In this two-way population flow, America's major cities and their close suburbs have become ever more demographically distinct from the rest of the country. In 1930, one out of four residents of the top four "gateway" cities came from abroad, twice the national average; by the 1990s, one in three was foreign-born, five times the norm. Fully half of all new Hispanic residents in the country between 1990 and 1996 resided in the 10 largest cities. Asians are even more concentrated, with roughly two in five residing in just three areas: Los Angeles, New York, and San Francisco.
In places such as Southern California, immigration has transformed the economic landscape. Between 1992 and 1999, the number of Latino businesses in Los Angeles County more than doubled. Some of these businesses have grown in areas that previously had been considered fallow, such as Compton and South-Central Los Angeles. In these long-established "ghettos," both incomes and population have been on the rise largely because of Latino immigration, after decades of decline.
A similar immigrant-driven phenomenon has sparked recoveries in some of the nation's most distressed neighborhoods, from Washington, D.C., to Houston. Along Pitkin Avenue in Brooklyn's Brownsville section, Caribbean and African immigrants, who have a rate of self-employment 20 to 50 percent higher than that of native-born blacks, have propelled a modest but sustained economic expansion.

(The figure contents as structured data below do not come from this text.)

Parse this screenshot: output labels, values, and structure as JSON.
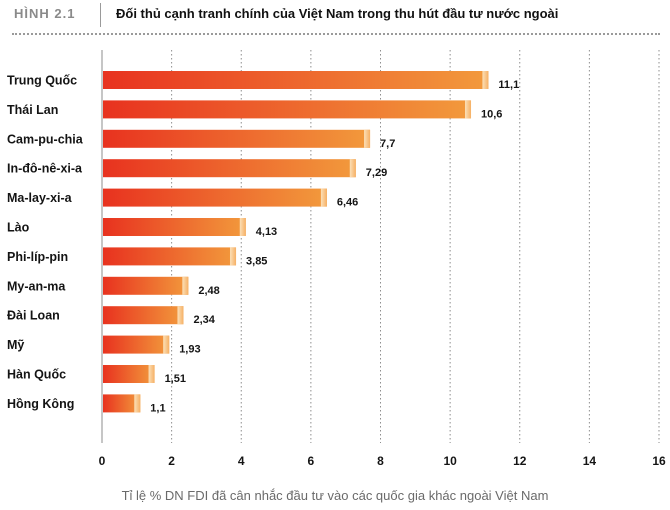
{
  "header": {
    "figure_label": "HÌNH 2.1",
    "title": "Đối thủ cạnh tranh chính của Việt Nam trong thu hút đầu tư nước ngoài"
  },
  "colors": {
    "bar_start": "#e8321f",
    "bar_end": "#f29a3c",
    "grid": "#8e8e8e"
  },
  "chart_data": {
    "type": "bar",
    "orientation": "horizontal",
    "title": "Đối thủ cạnh tranh chính của Việt Nam trong thu hút đầu tư nước ngoài",
    "xlabel": "Tỉ lệ % DN FDI đã cân nhắc đầu tư vào các quốc gia khác ngoài Việt Nam",
    "ylabel": "",
    "xlim": [
      0,
      16
    ],
    "xticks": [
      0,
      2,
      4,
      6,
      8,
      10,
      12,
      14,
      16
    ],
    "grid": true,
    "categories": [
      "Trung Quốc",
      "Thái Lan",
      "Cam-pu-chia",
      "In-đô-nê-xi-a",
      "Ma-lay-xi-a",
      "Lào",
      "Phi-líp-pin",
      "My-an-ma",
      "Đài Loan",
      "Mỹ",
      "Hàn Quốc",
      "Hồng Kông"
    ],
    "values": [
      11.1,
      10.6,
      7.7,
      7.29,
      6.46,
      4.13,
      3.85,
      2.48,
      2.34,
      1.93,
      1.51,
      1.1
    ],
    "value_labels": [
      "11,1",
      "10,6",
      "7,7",
      "7,29",
      "6,46",
      "4,13",
      "3,85",
      "2,48",
      "2,34",
      "1,93",
      "1,51",
      "1,1"
    ],
    "tick_labels": [
      "0",
      "2",
      "4",
      "6",
      "8",
      "10",
      "12",
      "14",
      "16"
    ]
  }
}
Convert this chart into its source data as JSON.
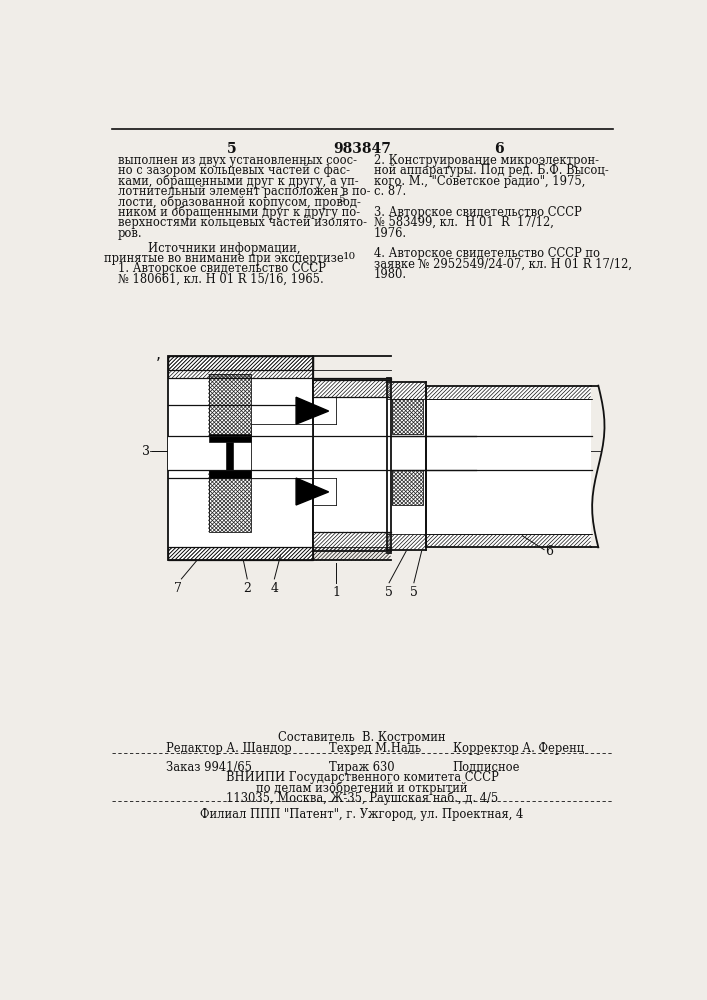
{
  "bg_color": "#f0ede8",
  "page_number_left": "5",
  "page_number_center": "983847",
  "page_number_right": "6",
  "left_col_text": [
    "выполнен из двух установленных соос-",
    "но с зазором кольцевых частей с фас-",
    "ками, обращенными друг к другу, а уп-",
    "лотнительный элемент расположен в по-",
    "лости, образованной корпусом, провод-",
    "ником и обращенными друг к другу по-",
    "верхностями кольцевых частей изолято-",
    "ров."
  ],
  "left_col_sources_centered": [
    "Источники информации,",
    "принятые во внимание при экспертизе"
  ],
  "left_col_sources_left": [
    "1. Авторское свидетельство СССР",
    "№ 180661, кл. Н 01 R 15/16, 1965."
  ],
  "num_5_ref": "5",
  "num_10_ref": "10",
  "right_col_text": [
    "2. Конструирование микроэлектрон-",
    "ной аппаратуры. Под ред. Б.Ф. Высоц-",
    "кого. М., \"Советское радио\", 1975,",
    "с. 87.",
    "",
    "3. Авторское свидетельство СССР",
    "№ 583499, кл.  Н 01  R  17/12,",
    "1976.",
    "",
    "4. Авторское свидетельство СССР по",
    "заявке № 2952549/24-07, кл. Н 01 R 17/12,",
    "1980."
  ],
  "footer_sestavitel": "Составитель  В. Костромин",
  "footer_line1_left": "Редактор А. Шандор",
  "footer_line1_center": "Техред М.Надь",
  "footer_line1_right": "Корректор А. Ференц",
  "footer_line2_left": "Заказ 9941/65",
  "footer_line2_center": "Тираж 630",
  "footer_line2_right": "Подписное",
  "footer_line3": "ВНИИПИ Государственного комитета СССР",
  "footer_line4": "по делам изобретений и открытий",
  "footer_line5": "113035, Москва, Ж-35, Раушская наб., д. 4/5",
  "footer_line6": "Филиал ППП \"Патент\", г. Ужгород, ул. Проектная, 4",
  "text_color": "#111111",
  "line_color": "#111111"
}
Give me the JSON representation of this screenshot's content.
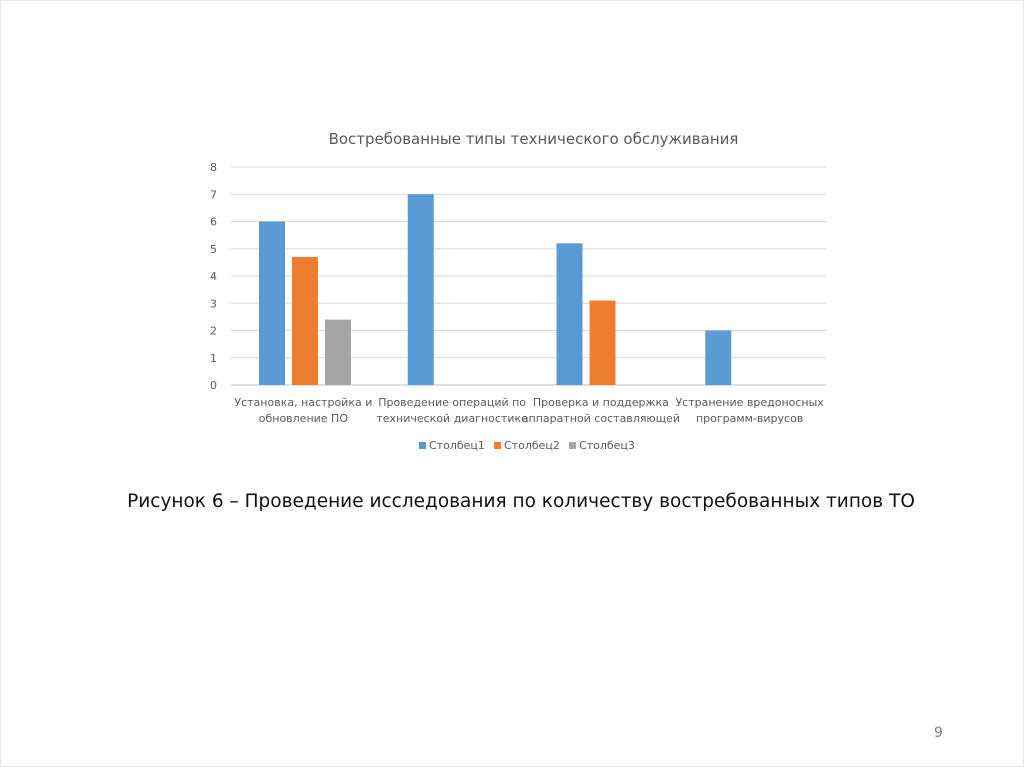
{
  "chart_data": {
    "type": "bar",
    "title": "Востребованные типы технического обслуживания",
    "categories": [
      [
        "Установка, настройка и",
        "обновление ПО"
      ],
      [
        "Проведение операций по",
        "технической диагностике"
      ],
      [
        "Проверка и поддержка",
        "аппаратной составляющей"
      ],
      [
        "Устранение вредоносных",
        "программ-вирусов"
      ]
    ],
    "series": [
      {
        "name": "Столбец1",
        "color": "#5b9bd5",
        "values": [
          6,
          7,
          5.2,
          2
        ]
      },
      {
        "name": "Столбец2",
        "color": "#ed7d31",
        "values": [
          4.7,
          null,
          3.1,
          null
        ]
      },
      {
        "name": "Столбец3",
        "color": "#a5a5a5",
        "values": [
          2.4,
          null,
          null,
          null
        ]
      }
    ],
    "ylim": [
      0,
      8
    ],
    "yticks": [
      0,
      1,
      2,
      3,
      4,
      5,
      6,
      7,
      8
    ],
    "grid": true,
    "legend_position": "bottom"
  },
  "caption": "Рисунок 6 – Проведение исследования по количеству востребованных типов ТО",
  "page_number": "9"
}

The recovery of such once forlorn places stems largely from the culture of these new immigrants. Certainly Brooklyn's infrastructure and location remain the same as in its long decades of decline. Along with entrepreneurship, the newcomers from places such as the Caribbean have brought with them a strong family ethic, a system of mutual financial assistance called susus, and a more positive orientation to their new place. "Immigrants are hungrier and more optimistic," notes William Apgar of Harvard's Joint Center for Housing Studies. "Their upward mobility is a form of energy. Their presence is the difference between New York and Detroit."